Enhancement of cardiac oxidative stress by tachycardia and its critical role in cardiac hypertrophy and fibrosis

Abstract

Objective To examine the mechanism and significance of tachycardia-induced cardiac damage, using azelnidipine, a relatively new dihydropyridine calcium channel blocker which does not increase heart rate. Methods Comparing azelnidipine and amlodipine, we examined the cardiac effects and the direct effects on a sinus node/atrial preparation in stroke-prone spontaneously hypertensive rats (spSHRs). By pacing the right atrium, we examined the effect of tachycardia per se on cardiac oxidative stress. Using apocynin, a reduced nicotinamide adenine dinucleotide phosphate (NADPH) oxidase inhibitor, we investigated the role of oxidative stress in cardiac remodelling. Results Azelnidipine suppressed cardiac hypertrophy, fibrosis, NADPH oxidase and superoxide in spSHRs more potently than amlodipine, and was associated with lower heart rates than amlodipine.
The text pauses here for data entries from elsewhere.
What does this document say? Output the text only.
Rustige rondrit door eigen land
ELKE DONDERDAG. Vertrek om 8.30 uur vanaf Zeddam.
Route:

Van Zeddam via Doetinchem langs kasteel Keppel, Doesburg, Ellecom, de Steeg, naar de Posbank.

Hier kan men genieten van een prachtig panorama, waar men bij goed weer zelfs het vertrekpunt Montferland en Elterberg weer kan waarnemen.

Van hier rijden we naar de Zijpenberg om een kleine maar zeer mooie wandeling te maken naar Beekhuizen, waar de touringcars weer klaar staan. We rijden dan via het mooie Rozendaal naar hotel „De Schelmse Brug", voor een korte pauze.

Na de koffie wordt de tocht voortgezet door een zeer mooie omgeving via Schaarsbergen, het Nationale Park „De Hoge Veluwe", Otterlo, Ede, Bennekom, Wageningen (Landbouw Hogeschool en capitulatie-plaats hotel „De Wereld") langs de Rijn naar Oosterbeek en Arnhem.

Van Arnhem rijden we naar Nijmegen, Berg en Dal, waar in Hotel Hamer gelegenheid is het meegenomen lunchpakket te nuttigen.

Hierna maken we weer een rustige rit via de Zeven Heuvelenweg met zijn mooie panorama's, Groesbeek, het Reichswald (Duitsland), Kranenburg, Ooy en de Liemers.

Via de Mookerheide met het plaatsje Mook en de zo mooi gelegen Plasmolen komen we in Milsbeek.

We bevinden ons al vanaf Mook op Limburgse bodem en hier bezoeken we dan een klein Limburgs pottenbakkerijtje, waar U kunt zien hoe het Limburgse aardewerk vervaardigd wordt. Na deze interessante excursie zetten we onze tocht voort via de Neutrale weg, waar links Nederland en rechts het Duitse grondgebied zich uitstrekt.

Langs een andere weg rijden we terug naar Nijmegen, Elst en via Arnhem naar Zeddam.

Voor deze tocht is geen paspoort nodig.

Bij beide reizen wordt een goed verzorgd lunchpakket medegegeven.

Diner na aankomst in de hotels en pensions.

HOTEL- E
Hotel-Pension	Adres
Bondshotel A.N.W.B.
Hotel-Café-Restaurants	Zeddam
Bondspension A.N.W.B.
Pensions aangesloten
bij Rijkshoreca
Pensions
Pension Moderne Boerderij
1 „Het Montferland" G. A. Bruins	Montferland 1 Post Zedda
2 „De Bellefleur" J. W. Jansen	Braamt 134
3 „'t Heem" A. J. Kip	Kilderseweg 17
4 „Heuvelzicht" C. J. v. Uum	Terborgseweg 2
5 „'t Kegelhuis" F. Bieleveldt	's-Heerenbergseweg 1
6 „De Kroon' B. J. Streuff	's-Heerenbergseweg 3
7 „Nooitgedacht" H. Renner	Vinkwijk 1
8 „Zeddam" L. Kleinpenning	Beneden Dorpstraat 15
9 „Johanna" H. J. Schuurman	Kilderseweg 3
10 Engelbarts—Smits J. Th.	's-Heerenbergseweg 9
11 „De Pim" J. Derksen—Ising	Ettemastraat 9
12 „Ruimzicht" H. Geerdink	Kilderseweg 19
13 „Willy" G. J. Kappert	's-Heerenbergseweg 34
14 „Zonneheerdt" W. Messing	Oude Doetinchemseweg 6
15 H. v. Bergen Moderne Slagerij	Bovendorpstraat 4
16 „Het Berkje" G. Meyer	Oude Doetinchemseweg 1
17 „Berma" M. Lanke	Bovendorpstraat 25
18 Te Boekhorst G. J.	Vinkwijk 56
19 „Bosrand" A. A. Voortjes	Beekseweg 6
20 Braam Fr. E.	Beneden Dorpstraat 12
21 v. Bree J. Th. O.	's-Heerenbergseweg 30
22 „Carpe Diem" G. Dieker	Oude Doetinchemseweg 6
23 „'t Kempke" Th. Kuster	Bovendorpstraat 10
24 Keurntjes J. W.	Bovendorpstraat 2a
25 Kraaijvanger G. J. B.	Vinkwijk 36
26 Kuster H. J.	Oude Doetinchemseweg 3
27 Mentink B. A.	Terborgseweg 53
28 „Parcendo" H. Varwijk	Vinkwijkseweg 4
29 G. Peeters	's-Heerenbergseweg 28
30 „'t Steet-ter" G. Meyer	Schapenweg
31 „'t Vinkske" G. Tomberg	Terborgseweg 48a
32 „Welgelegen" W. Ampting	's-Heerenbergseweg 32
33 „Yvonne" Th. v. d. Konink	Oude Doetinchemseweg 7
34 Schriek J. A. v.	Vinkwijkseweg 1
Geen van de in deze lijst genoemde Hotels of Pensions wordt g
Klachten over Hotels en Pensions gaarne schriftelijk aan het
Azelnidipine caused a greater reduction than amlodipine in the beat rate of the sinus node/atrial preparation of spSHRs. A 10 or 20% increase in heart rate, independent of blood pressure or sympathetic nerve activity, significantly enhanced cardiac NADPH oxidase activity, superoxide and activated mitogen-activated protein kinases. Reduction of cardiac oxidative stress by apocynin led to the suppression of cardiac hypertrophy, inflammation and fibrosis in spSHRs, beyond its hypotensive effect. Conclusions Our work provided evidence that the increase in heart rate per se, independent of sympathetic nerve activity, enhances cardiac oxidative stress and activates mitogen-activated protein kinases, which seem to be responsible for cardiac remodelling. Azelnidipine, without causing an increase in heart rate, has the potential to be useful for the treatment of cardiac remodelling.